Around 5.3% of the answers in the dataset occur in the questions. This tells us that **we cannot reply on the probability that the questions themselves will contain the answers in them**. We will have to study.

## How often questions are repeated? ##

In [102]:
#sort the dataset in ascending order by date

jeopardy.sort_values(by='Air Date')
questions_overlap = []
terms_used = set()

def six_char(row):
    n_row = []
    match_count = 0
    for item in row:
        if len(item) > 5:
            n_row.append(item)
            if item in terms_used:
                match_count += 1
            terms_used.add(item)
    if len(n_row) > 0:
        questions_overlap.append(match_count/len(n_row))
    else:
        questions_overlap.append(0)
    return n_row

jeopardy['split_question_six'] = jeopardy['split_question'].apply(six_char)
jeopardy['question_overlap'] = questions_overlap 

In [103]:
mean_questions = jeopardy['question_overlap'].mean()
print('The mean of question overlap is:', mean_questions)

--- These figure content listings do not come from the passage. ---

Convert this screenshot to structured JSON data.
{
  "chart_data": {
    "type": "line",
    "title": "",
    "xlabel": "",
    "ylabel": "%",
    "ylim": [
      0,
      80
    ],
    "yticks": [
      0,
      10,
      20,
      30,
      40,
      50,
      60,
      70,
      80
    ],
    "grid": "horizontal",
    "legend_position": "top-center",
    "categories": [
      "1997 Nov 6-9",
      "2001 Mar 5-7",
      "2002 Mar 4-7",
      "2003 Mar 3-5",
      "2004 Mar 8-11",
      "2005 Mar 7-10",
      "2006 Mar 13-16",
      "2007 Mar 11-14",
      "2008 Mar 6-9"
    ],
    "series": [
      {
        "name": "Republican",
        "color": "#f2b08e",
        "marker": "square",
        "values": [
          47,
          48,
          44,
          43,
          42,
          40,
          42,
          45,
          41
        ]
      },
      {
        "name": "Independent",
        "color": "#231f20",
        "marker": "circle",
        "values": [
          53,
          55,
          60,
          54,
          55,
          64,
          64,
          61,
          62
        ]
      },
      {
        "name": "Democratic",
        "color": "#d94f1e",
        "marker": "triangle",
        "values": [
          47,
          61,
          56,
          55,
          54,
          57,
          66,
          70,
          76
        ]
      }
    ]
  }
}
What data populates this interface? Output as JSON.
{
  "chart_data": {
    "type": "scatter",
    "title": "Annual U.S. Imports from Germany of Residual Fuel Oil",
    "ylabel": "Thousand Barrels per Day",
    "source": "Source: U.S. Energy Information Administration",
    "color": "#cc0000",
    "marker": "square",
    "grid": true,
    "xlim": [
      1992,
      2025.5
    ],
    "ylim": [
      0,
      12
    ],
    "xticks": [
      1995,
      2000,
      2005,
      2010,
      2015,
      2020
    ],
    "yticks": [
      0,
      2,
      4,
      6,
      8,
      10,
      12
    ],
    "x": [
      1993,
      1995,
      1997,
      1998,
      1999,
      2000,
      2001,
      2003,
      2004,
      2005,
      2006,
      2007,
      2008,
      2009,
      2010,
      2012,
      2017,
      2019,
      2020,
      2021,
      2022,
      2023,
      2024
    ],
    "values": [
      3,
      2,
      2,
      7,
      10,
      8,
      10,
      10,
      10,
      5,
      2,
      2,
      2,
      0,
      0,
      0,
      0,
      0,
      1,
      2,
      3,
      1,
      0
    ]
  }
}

The mean of question overlap is: 0.6763215188342797


### So are questions Recycled?  ###

67% of the questions are recycled. Since we have only used large terms to check, this doesn't mean much but it does give us incentive to dig deeper.

In [104]:
def hlvalue(row):
    value = 0
    if row['clean_value'] > 800:
        value = 1
    else:
        value = 0
    return value

jeopardy['high_value']= jeopardy.apply(hlvalue, axis = 1)
    

In [105]:
def hlcount(word):
    global high_count
    global low_count
    high_count = 0
    low_count= 0
    for i,row in jeopardy.iterrows():
        if word[0] in row['split_question']:
            if row['high_value']==1:
                high_count += 1
            else:
                low_count += 1
    return high_count,low_count


In [106]:
import random
comparison_terms = []
for i in range(0,10):
     comparison_terms.append(random.sample(terms_used,1))
observed_expected = []

for word in comparison_terms:
    observed_expected.append(hlcount(word))
        

In [107]:
print(observed_expected)

[(0, 1), (0, 4), (2, 1), (0, 1), (2, 4), (0, 1), (1, 2), (0, 1), (0, 2), (0, 1)]


In [108]:
high_value_count = jeopardy[jeopardy['high_value']==1].shape[0]
low_value_count = jeopardy[jeopardy['high_value']==0].shape[0]

In [109]:
from scipy.stats import chisquare
import numpy as np
chi_squared = []
for i in observed_expected:
    lis_i = list(i)
    total_prop = sum(lis_i)/jeopardy.shape[0]
    obs = np.array([lis_i[0], lis_i[1]])
    h_tp = total_prop * high_value_count
    l_tp = total_prop * low_value_count
    exp = np.array([h_tp,l_tp])
    chi_squared.append(chisquare(obs,exp))
    

In [110]:
print(chi_squared)

[Power_divergenceResult(statistic=0.401962846126884, pvalue=0.5260772985705469), Power_divergenceResult(statistic=1.607851384507536, pvalue=0.20479409439225948), Power_divergenceResult(statistic=2.1177104383031944, pvalue=0.14560406868264344), Power_divergenceResult(statistic=0.401962846126884, pvalue=0.5260772985705469), Power_divergenceResult(statistic=0.06376233446880725, pvalue=0.8006453026878781), Power_divergenceResult(statistic=0.401962846126884, pvalue=0.5260772985705469), Power_divergenceResult(statistic=0.03188116723440362, pvalue=0.8582887163235293), Power_divergenceResult(statistic=0.401962846126884, pvalue=0.5260772985705469), Power_divergenceResult(statistic=0.803925692253768, pvalue=0.3699222378079571), Power_divergenceResult(statistic=0.401962846126884, pvalue=0.5260772985705469)]


# Conclusion #

None of the terms had a significant difference in usage between high value and low value rows.The p-values being higher than 0.05 tells us that the results are statistically insignificant and we can reject the hypothesis that some terms are used more in high value counts or low value counts.